The 4 functions of behavior are:
- Attention – access to attention from others around us
- Escape – escaping (or avoiding) an undesirable activity or thing (e.g., homework)
- Tangible – access to a preferred item (e.g., food, toys, money)
- Automatic – also referred to as sensory. (e.g., it feels good)
Some behaviors that we engage in may not be desirable or socially appropriate. A couple of examples are physical aggression, tantrums, or refusing to respond to tasks or instructions. Through our assessment processes, we determine the function of the behavior and develop appropriate interventions to decrease challenging, undesirable behavior while simultaneously teach alternative, socially appropriate behavior.

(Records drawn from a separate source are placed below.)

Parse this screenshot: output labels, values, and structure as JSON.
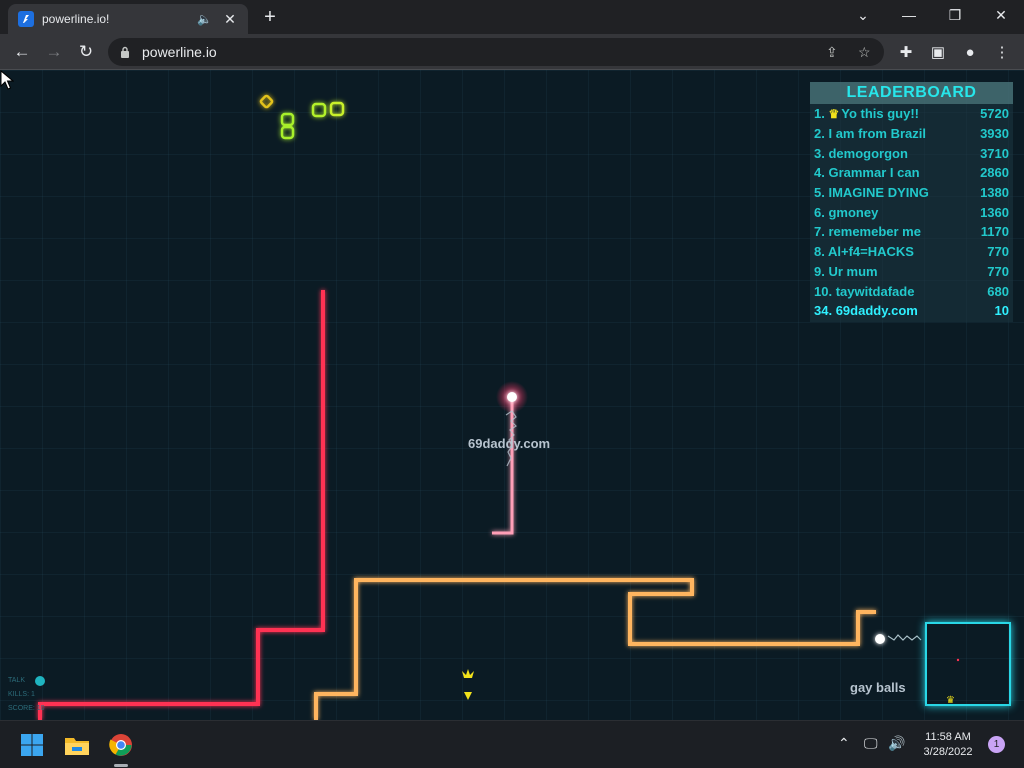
{
  "browser": {
    "tab_title": "powerline.io!",
    "url": "powerline.io",
    "close_glyph": "✕",
    "new_tab_glyph": "+",
    "audio_glyph": "🔈",
    "minimize_glyph": "—",
    "restore_glyph": "❐",
    "window_close_glyph": "✕",
    "chevron_glyph": "⌄",
    "back_glyph": "←",
    "forward_glyph": "→",
    "reload_glyph": "↻",
    "share_glyph": "⇪",
    "star_glyph": "☆",
    "extensions_glyph": "✚",
    "sidepanel_glyph": "▣",
    "profile_glyph": "●",
    "menu_glyph": "⋮"
  },
  "leaderboard": {
    "title": "LEADERBOARD",
    "crown_glyph": "♛",
    "entries": [
      {
        "rank": "1.",
        "name": "Yo this guy!!",
        "score": "5720"
      },
      {
        "rank": "2.",
        "name": "I am from Brazil",
        "score": "3930"
      },
      {
        "rank": "3.",
        "name": "demogorgon",
        "score": "3710"
      },
      {
        "rank": "4.",
        "name": "Grammar I can",
        "score": "2860"
      },
      {
        "rank": "5.",
        "name": "IMAGINE DYING",
        "score": "1380"
      },
      {
        "rank": "6.",
        "name": "gmoney",
        "score": "1360"
      },
      {
        "rank": "7.",
        "name": "rememeber me",
        "score": "1170"
      },
      {
        "rank": "8.",
        "name": "Al+f4=HACKS",
        "score": "770"
      },
      {
        "rank": "9.",
        "name": "Ur mum",
        "score": "770"
      },
      {
        "rank": "10.",
        "name": "taywitdafade",
        "score": "680"
      }
    ],
    "self": {
      "rank": "34.",
      "name": "69daddy.com",
      "score": "10"
    }
  },
  "game": {
    "player_name": "69daddy.com",
    "enemy_name": "gay balls",
    "stats": {
      "talk": "TALK",
      "kills": "KILLS: 1",
      "score": "SCORE: 10"
    },
    "colors": {
      "player": "#ff9fb7",
      "red_line": "#ff3352",
      "orange_line": "#ffb55e",
      "minimap": "#29d7e6",
      "food": "#9ff02a"
    }
  },
  "taskbar": {
    "time": "11:58 AM",
    "date": "3/28/2022",
    "notifications": "1",
    "tray_chevron": "⌃",
    "tray_monitor": "🖵",
    "tray_volume": "🔊"
  }
}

The following are a few behavior modification techniques we commonly use in ABA therapy:
- Reinforcement is a consequence procedure when something is either added or withdrawn from the environment immediately after the behavior occurs in order to increase the probability of that
- Extinction is withholding reinforcement after an undesirable behavior occurs in order to eliminate it in the future.
Examples of Common Reinforcers:
- Social reinforcers-social praise and positive touches (high-five, hugs)
- Tangible reinforcers-access to something the child can touch including toys, edibles or sensory items
- Activity reinforcers-access to a preferred activity (bubbles, swinging, etc.)
- Token reinforcers-points, coins or some other symbol that can be traded in for a backup reinforcer which can be any of the above reinforcer types
- Natural reinforcers-are a direct result of engaging in the behavior such as receiving a cookie for saying cookie or feeling warm by putting on a sweatshirt
The ultimate goal of behavior modification is for the learner to engage in socially significant appropriate behaviors that result in natural sources of reinforcement.